The comments raised more than a few eyebrows, and for good reason. Making a game dark or gritty just for the sake of it backfires as often as not, turning it into meme fuel at best or a forgettable failure at worst.
Dragon Quest is no stranger to darkness anyway. The hero in Dragon Quest V gets enslaved and witnesses death and destruction on both a personal and wider scale. A possessed jester goes on a killing spree in Dragon Quest VIII, and there’s no shortage of loss and sorrow in Dragon Quest XI.
The difference is how the series handles it. Unlike some RPGs that want you to feel the weight of tragedy — Xenogears, for example, or potentially even Final Fantasy XVI — Dragon Quest is happy to focus on the future.
It doesn’t shy away from sadness. But at its foundation, the series is about optimism, a conviction that things will actually turn out okay in the end, even if they need a helping kick from some ragtag merchants and lowly peasant folk along the way.
Whatever Square Enix’s plans are for the series, it should never lose that spark of hope. It doesn’t have to, either.
A “darker” Dragon Quest just needs to pay more attention to what’s already there, or more to the point, who is already there. Echoes of an Elusive Age started moving in this direction already. Dragon Quest party members make a big entrance connected to the plot in some way, then often fade into the background. Party chat brings them to life, but that’s the extent of their importance to the story with a few exceptions.

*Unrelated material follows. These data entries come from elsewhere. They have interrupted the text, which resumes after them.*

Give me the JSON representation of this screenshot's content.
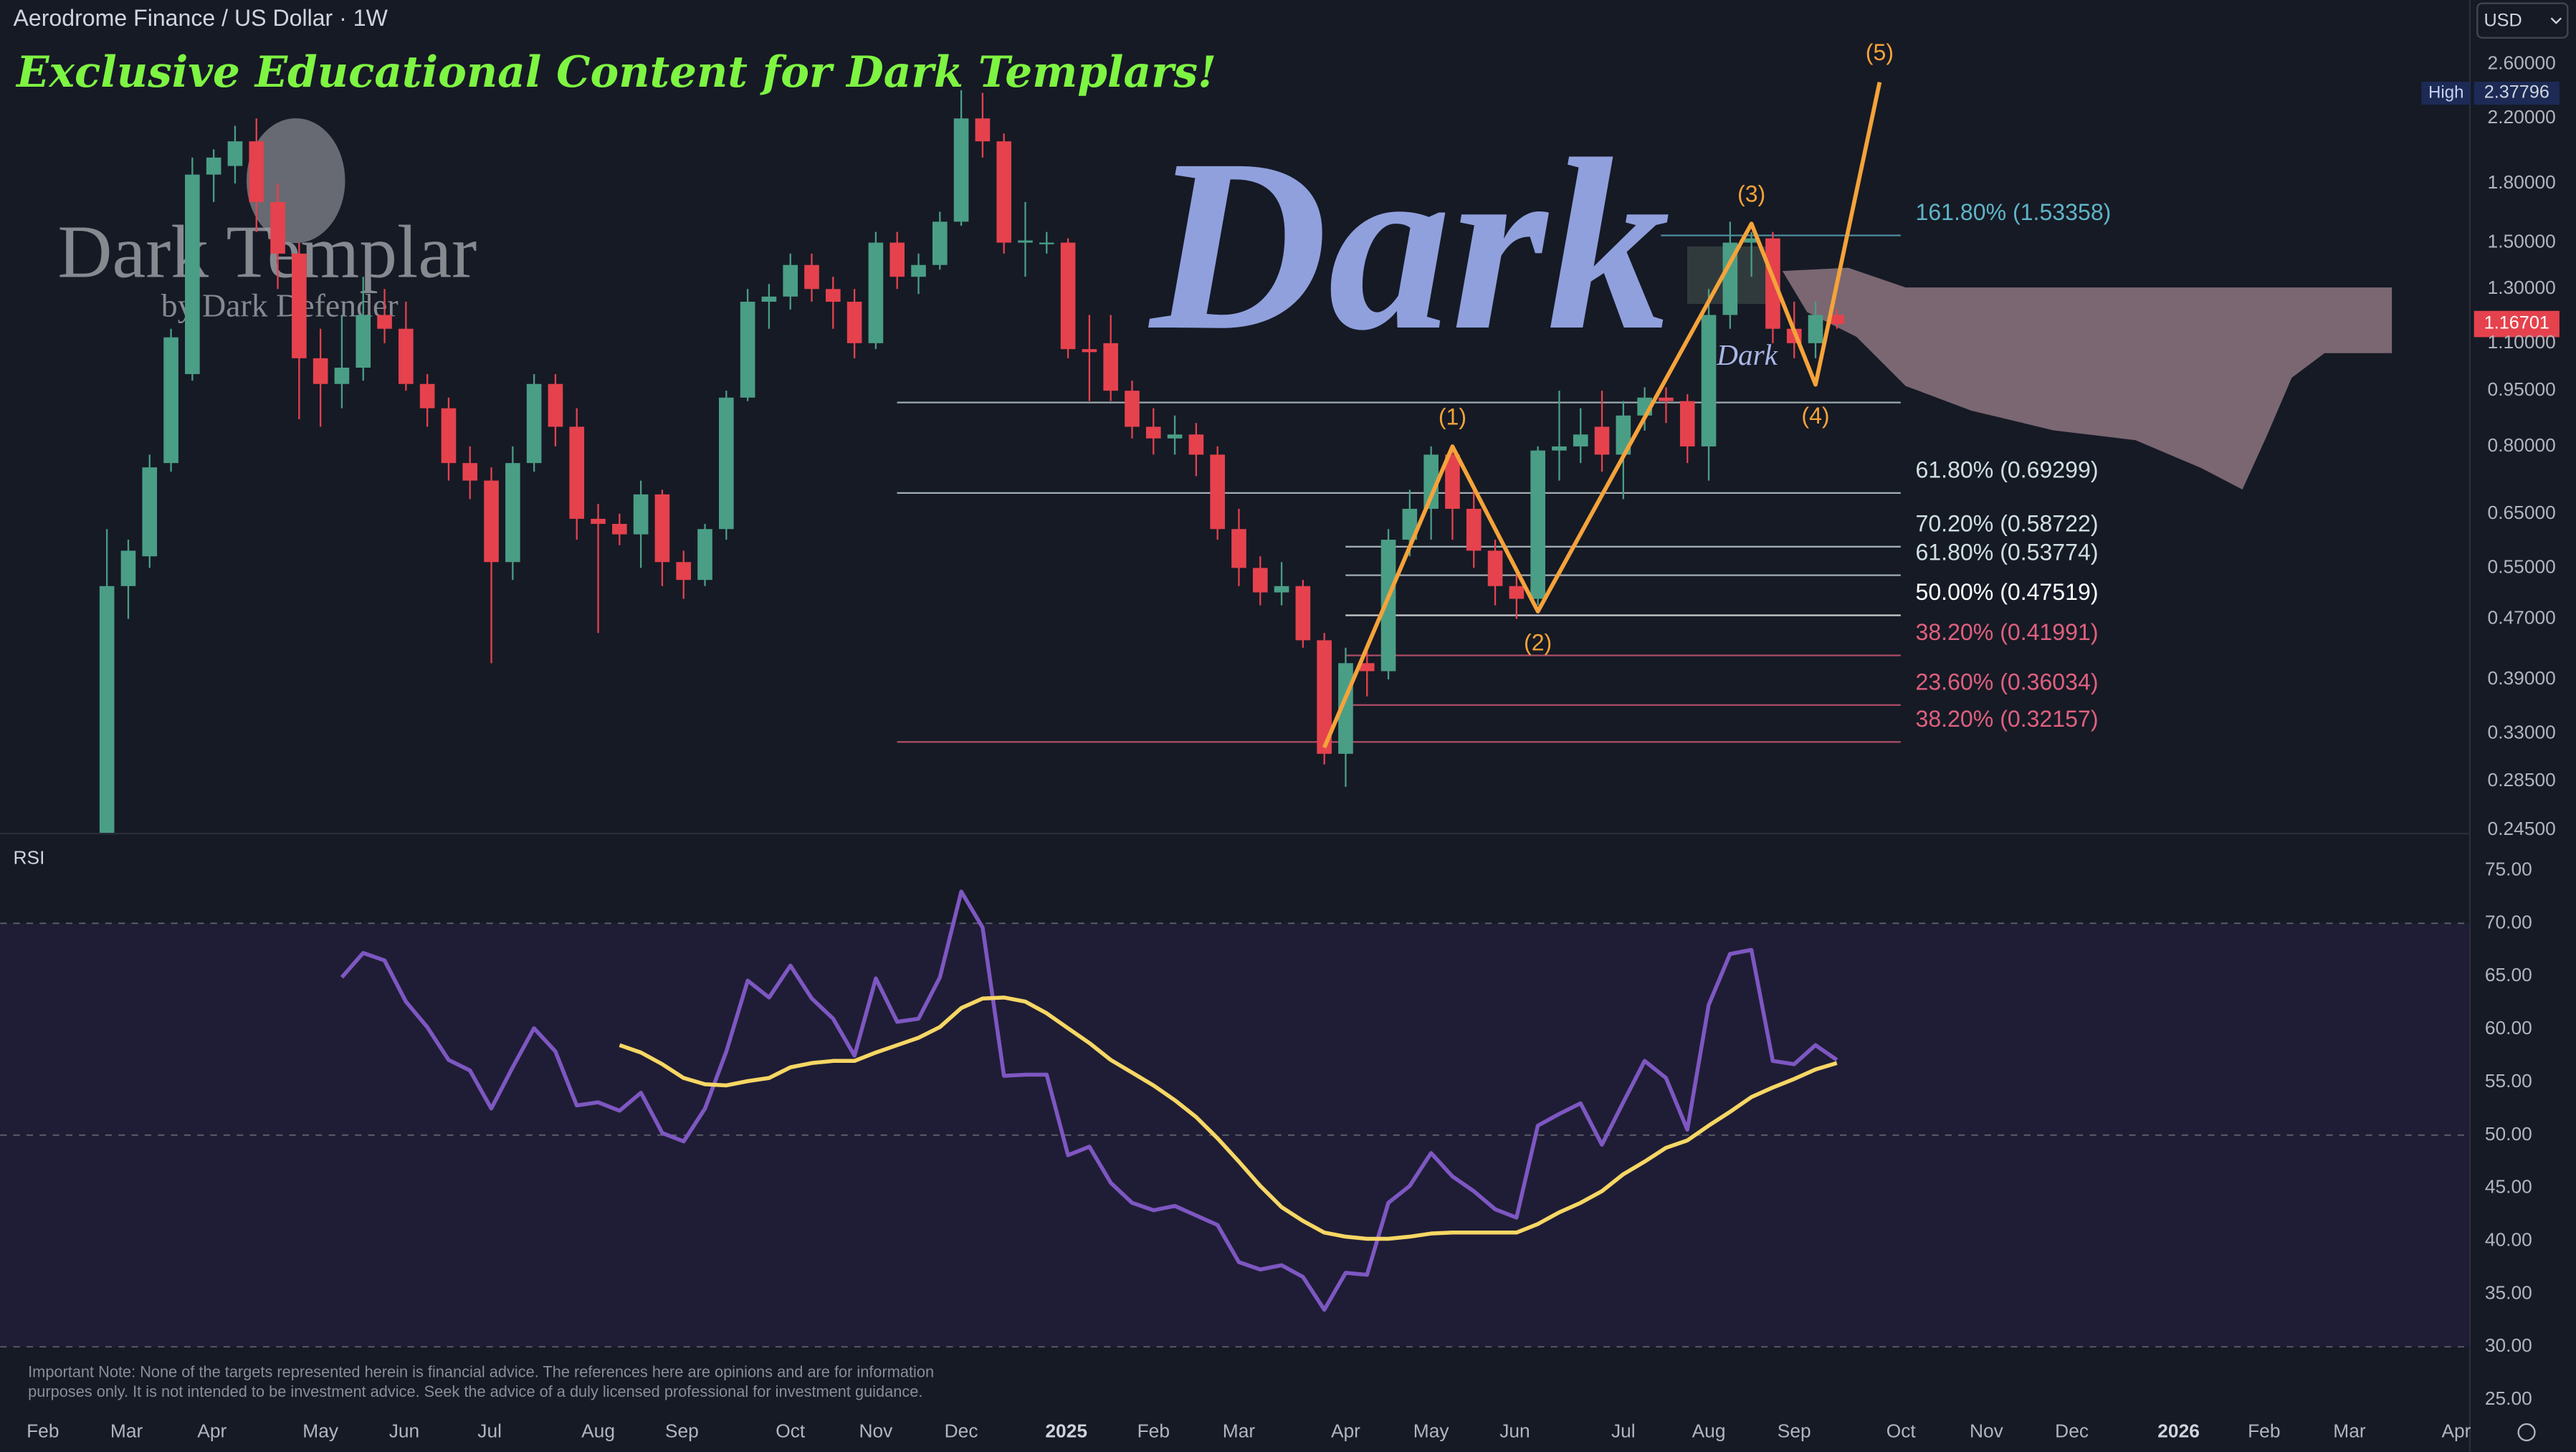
{
  "chart_data": [
    {
      "type": "candlestick",
      "title": "Aerodrome Finance / US Dollar · 1W",
      "log_scale": true,
      "up_color": "#4a9e86",
      "down_color": "#e5424d",
      "xlim": [
        -5,
        110.6
      ],
      "xticks": [
        {
          "value": -3,
          "label": "Feb"
        },
        {
          "value": 0.92,
          "label": "Mar"
        },
        {
          "value": 4.92,
          "label": "Apr"
        },
        {
          "value": 10,
          "label": "May"
        },
        {
          "value": 13.92,
          "label": "Jun"
        },
        {
          "value": 17.92,
          "label": "Jul"
        },
        {
          "value": 23,
          "label": "Aug"
        },
        {
          "value": 26.92,
          "label": "Sep"
        },
        {
          "value": 32,
          "label": "Oct"
        },
        {
          "value": 36,
          "label": "Nov"
        },
        {
          "value": 40,
          "label": "Dec"
        },
        {
          "value": 44.92,
          "label": "2025"
        },
        {
          "value": 49,
          "label": "Feb"
        },
        {
          "value": 53,
          "label": "Mar"
        },
        {
          "value": 58,
          "label": "Apr"
        },
        {
          "value": 62,
          "label": "May"
        },
        {
          "value": 65.92,
          "label": "Jun"
        },
        {
          "value": 71,
          "label": "Jul"
        },
        {
          "value": 75,
          "label": "Aug"
        },
        {
          "value": 79,
          "label": "Sep"
        },
        {
          "value": 84,
          "label": "Oct"
        },
        {
          "value": 88,
          "label": "Nov"
        },
        {
          "value": 92,
          "label": "Dec"
        },
        {
          "value": 97,
          "label": "2026"
        },
        {
          "value": 101,
          "label": "Feb"
        },
        {
          "value": 105,
          "label": "Mar"
        },
        {
          "value": 110,
          "label": "Apr"
        }
      ],
      "ylim": [
        0.243,
        3.17
      ],
      "yticks": [
        {
          "value": 2.6,
          "label": "2.60000"
        },
        {
          "value": 2.2,
          "label": "2.20000"
        },
        {
          "value": 1.8,
          "label": "1.80000"
        },
        {
          "value": 1.5,
          "label": "1.50000"
        },
        {
          "value": 1.3,
          "label": "1.30000"
        },
        {
          "value": 1.1,
          "label": "1.10000"
        },
        {
          "value": 0.95,
          "label": "0.95000"
        },
        {
          "value": 0.8,
          "label": "0.80000"
        },
        {
          "value": 0.65,
          "label": "0.65000"
        },
        {
          "value": 0.55,
          "label": "0.55000"
        },
        {
          "value": 0.47,
          "label": "0.47000"
        },
        {
          "value": 0.39,
          "label": "0.39000"
        },
        {
          "value": 0.33,
          "label": "0.33000"
        },
        {
          "value": 0.285,
          "label": "0.28500"
        },
        {
          "value": 0.245,
          "label": "0.24500"
        }
      ],
      "open": [
        0.24,
        0.52,
        0.57,
        0.76,
        1.0,
        1.85,
        1.9,
        2.05,
        1.7,
        1.45,
        1.05,
        0.97,
        1.02,
        1.2,
        1.15,
        0.97,
        0.9,
        0.76,
        0.72,
        0.56,
        0.76,
        0.97,
        0.85,
        0.64,
        0.63,
        0.61,
        0.69,
        0.56,
        0.53,
        0.62,
        0.93,
        1.25,
        1.27,
        1.4,
        1.3,
        1.25,
        1.1,
        1.5,
        1.35,
        1.4,
        1.6,
        2.2,
        2.05,
        1.5,
        1.5,
        1.5,
        1.08,
        1.1,
        0.95,
        0.85,
        0.82,
        0.83,
        0.78,
        0.62,
        0.55,
        0.51,
        0.52,
        0.44,
        0.31,
        0.41,
        0.4,
        0.6,
        0.66,
        0.78,
        0.66,
        0.58,
        0.52,
        0.5,
        0.79,
        0.8,
        0.85,
        0.78,
        0.88,
        0.93,
        0.92,
        0.8,
        1.2,
        1.5,
        1.52,
        1.15,
        1.1,
        1.2
      ],
      "high": [
        0.62,
        0.6,
        0.78,
        1.15,
        1.95,
        2.0,
        2.15,
        2.2,
        1.8,
        1.5,
        1.15,
        1.2,
        1.35,
        1.3,
        1.25,
        1.0,
        0.93,
        0.8,
        0.75,
        0.8,
        1.0,
        1.0,
        0.9,
        0.67,
        0.65,
        0.72,
        0.7,
        0.58,
        0.63,
        0.95,
        1.3,
        1.32,
        1.45,
        1.45,
        1.35,
        1.3,
        1.55,
        1.55,
        1.45,
        1.65,
        2.4,
        2.38,
        2.1,
        1.7,
        1.55,
        1.52,
        1.2,
        1.2,
        0.98,
        0.9,
        0.88,
        0.86,
        0.8,
        0.66,
        0.57,
        0.56,
        0.53,
        0.45,
        0.43,
        0.43,
        0.62,
        0.7,
        0.8,
        0.8,
        0.7,
        0.6,
        0.54,
        0.8,
        0.95,
        0.9,
        0.95,
        0.92,
        0.96,
        0.96,
        0.94,
        1.3,
        1.6,
        1.55,
        1.55,
        1.25,
        1.25,
        1.22
      ],
      "low": [
        0.22,
        0.47,
        0.55,
        0.74,
        0.98,
        1.7,
        1.8,
        1.55,
        1.3,
        0.87,
        0.85,
        0.9,
        0.98,
        1.1,
        0.95,
        0.85,
        0.72,
        0.68,
        0.41,
        0.53,
        0.74,
        0.8,
        0.6,
        0.45,
        0.59,
        0.55,
        0.52,
        0.5,
        0.52,
        0.6,
        0.92,
        1.15,
        1.22,
        1.25,
        1.15,
        1.05,
        1.08,
        1.3,
        1.28,
        1.38,
        1.58,
        1.95,
        1.45,
        1.35,
        1.45,
        1.05,
        0.92,
        0.92,
        0.82,
        0.78,
        0.78,
        0.73,
        0.6,
        0.52,
        0.49,
        0.49,
        0.43,
        0.3,
        0.28,
        0.37,
        0.39,
        0.57,
        0.6,
        0.6,
        0.55,
        0.49,
        0.47,
        0.49,
        0.72,
        0.76,
        0.74,
        0.68,
        0.84,
        0.86,
        0.76,
        0.72,
        1.15,
        1.35,
        1.1,
        1.05,
        1.05,
        1.15
      ],
      "close": [
        0.52,
        0.58,
        0.75,
        1.12,
        1.85,
        1.95,
        2.05,
        1.7,
        1.45,
        1.05,
        0.97,
        1.02,
        1.2,
        1.15,
        0.97,
        0.9,
        0.76,
        0.72,
        0.56,
        0.76,
        0.97,
        0.85,
        0.64,
        0.63,
        0.61,
        0.69,
        0.56,
        0.53,
        0.62,
        0.93,
        1.25,
        1.27,
        1.4,
        1.3,
        1.25,
        1.1,
        1.5,
        1.35,
        1.4,
        1.6,
        2.2,
        2.05,
        1.5,
        1.51,
        1.5,
        1.08,
        1.07,
        0.95,
        0.85,
        0.82,
        0.83,
        0.78,
        0.62,
        0.55,
        0.51,
        0.52,
        0.44,
        0.31,
        0.41,
        0.4,
        0.6,
        0.66,
        0.78,
        0.66,
        0.58,
        0.52,
        0.5,
        0.79,
        0.8,
        0.83,
        0.78,
        0.88,
        0.93,
        0.92,
        0.8,
        1.2,
        1.5,
        1.52,
        1.15,
        1.1,
        1.2,
        1.16701
      ],
      "fib_levels": [
        {
          "value": 1.53358,
          "label": "161.80% (1.53358)",
          "color": "#5fb5c8"
        },
        {
          "value": 0.916,
          "color": "#c8dcdc"
        },
        {
          "value": 0.69299,
          "label": "61.80% (0.69299)",
          "color": "#d0e0e0"
        },
        {
          "value": 0.58722,
          "label": "70.20% (0.58722)",
          "color": "#d0e0e0"
        },
        {
          "value": 0.53774,
          "label": "61.80% (0.53774)",
          "color": "#d0e0e0"
        },
        {
          "value": 0.47519,
          "label": "50.00% (0.47519)",
          "color": "#ffffff"
        },
        {
          "value": 0.41991,
          "label": "38.20% (0.41991)",
          "color": "#e0607e"
        },
        {
          "value": 0.36034,
          "label": "23.60% (0.36034)",
          "color": "#e0607e"
        },
        {
          "value": 0.32157,
          "label": "38.20% (0.32157)",
          "color": "#e0607e"
        }
      ],
      "wave": {
        "color": "#f5a33a",
        "x": [
          57,
          63,
          67,
          77,
          80,
          83
        ],
        "y": [
          0.316,
          0.8,
          0.481,
          1.59,
          0.968,
          2.46
        ],
        "labels": [
          null,
          "(1)",
          "(2)",
          "(3)",
          "(4)",
          "(5)"
        ]
      },
      "high_label": "High",
      "high_value": 2.37796,
      "last_price": 1.16701
    },
    {
      "type": "line",
      "title": "RSI",
      "ylim": [
        24.1,
        78.4
      ],
      "yticks": [
        {
          "value": 75,
          "label": "75.00"
        },
        {
          "value": 70,
          "label": "70.00"
        },
        {
          "value": 65,
          "label": "65.00"
        },
        {
          "value": 60,
          "label": "60.00"
        },
        {
          "value": 55,
          "label": "55.00"
        },
        {
          "value": 50,
          "label": "50.00"
        },
        {
          "value": 45,
          "label": "45.00"
        },
        {
          "value": 40,
          "label": "40.00"
        },
        {
          "value": 35,
          "label": "35.00"
        },
        {
          "value": 30,
          "label": "30.00"
        },
        {
          "value": 25,
          "label": "25.00"
        }
      ],
      "band": [
        30,
        70
      ],
      "hlines": [
        70,
        50,
        30
      ],
      "series": [
        {
          "color": "#7e57c2",
          "values": [
            null,
            null,
            null,
            null,
            null,
            null,
            null,
            null,
            null,
            null,
            null,
            64.9,
            67.2,
            66.5,
            62.6,
            60.2,
            57.1,
            56.1,
            52.5,
            56.4,
            60.1,
            57.9,
            52.8,
            53.1,
            52.3,
            54.0,
            50.2,
            49.4,
            52.5,
            57.9,
            64.6,
            63.0,
            66.0,
            62.9,
            61.0,
            57.5,
            64.8,
            60.7,
            61.0,
            64.9,
            73.0,
            69.6,
            55.6,
            55.7,
            55.7,
            48.1,
            48.9,
            45.5,
            43.6,
            42.9,
            43.3,
            42.4,
            41.5,
            38.0,
            37.3,
            37.7,
            36.6,
            33.5,
            37.0,
            36.8,
            43.6,
            45.2,
            48.3,
            46.1,
            44.7,
            43.0,
            42.2,
            50.9,
            52.0,
            53.0,
            49.1,
            53.1,
            57.0,
            55.4,
            50.5,
            62.3,
            67.1,
            67.5,
            57.0,
            56.7,
            58.5,
            57.1
          ]
        },
        {
          "color": "#f7d764",
          "values": [
            null,
            null,
            null,
            null,
            null,
            null,
            null,
            null,
            null,
            null,
            null,
            null,
            null,
            null,
            null,
            null,
            null,
            null,
            null,
            null,
            null,
            null,
            null,
            null,
            58.5,
            57.8,
            56.7,
            55.4,
            54.8,
            54.7,
            55.1,
            55.4,
            56.4,
            56.8,
            57.0,
            57.0,
            57.8,
            58.5,
            59.2,
            60.2,
            62.0,
            62.9,
            63.0,
            62.6,
            61.5,
            60.1,
            58.7,
            57.1,
            55.9,
            54.7,
            53.3,
            51.7,
            49.7,
            47.5,
            45.2,
            43.2,
            41.9,
            40.8,
            40.4,
            40.2,
            40.2,
            40.4,
            40.7,
            40.8,
            40.8,
            40.8,
            40.8,
            41.6,
            42.7,
            43.6,
            44.7,
            46.3,
            47.5,
            48.8,
            49.5,
            50.9,
            52.2,
            53.6,
            54.5,
            55.3,
            56.2,
            56.8
          ]
        }
      ]
    }
  ],
  "header": {
    "currency": "USD"
  },
  "overlay": {
    "banner": "Exclusive Educational Content for Dark Templars!",
    "brand": "Dark Templar",
    "byline": "by Dark Defender",
    "watermark": "Dark",
    "watermark_small": "Dark"
  },
  "footer": {
    "note": [
      "Important Note: None of the targets represented herein is financial advice. The references here are opinions and are for information",
      "purposes only. It is not intended to be investment advice. Seek the advice of a duly licensed professional for investment guidance."
    ]
  }
}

Dragon Quest XI wove party members’ stories properly into the narrative for the first time — the mystery of Sylvando, Erik’s sister, and the story surrounding Veronica and Serena. It’s as simple as just letting things, often bad things, happen to important characters, even if there aren’t lasting, dramatic consequences.
Although there should be serious ripple effects, sometimes. One thing Dragon Quest, and other JRPGs, often gloss over is how your actions and the deeds of ne’er-do-wells affect the people outside your party.
Square Enix adopting a BioWare-style web of cause and effect seems unlikely, at least initially. It doesn’t have to be complex, though — just something that makes you think about your choices and then deal with the fallout, if there is any.
Aside from potentially giving Dragon Quest a darker tone, it’s a way to make the world feel lived in, and even dangerous, a feat earlier Dragon Quests haven’t always been the best at.
Letting you struggle through this kind of darkness, then emerge from it with Dragon Quest’s usual optimism still intact, if a little battered and sadder, is the kind of mature experience Square Enix needs to aim for.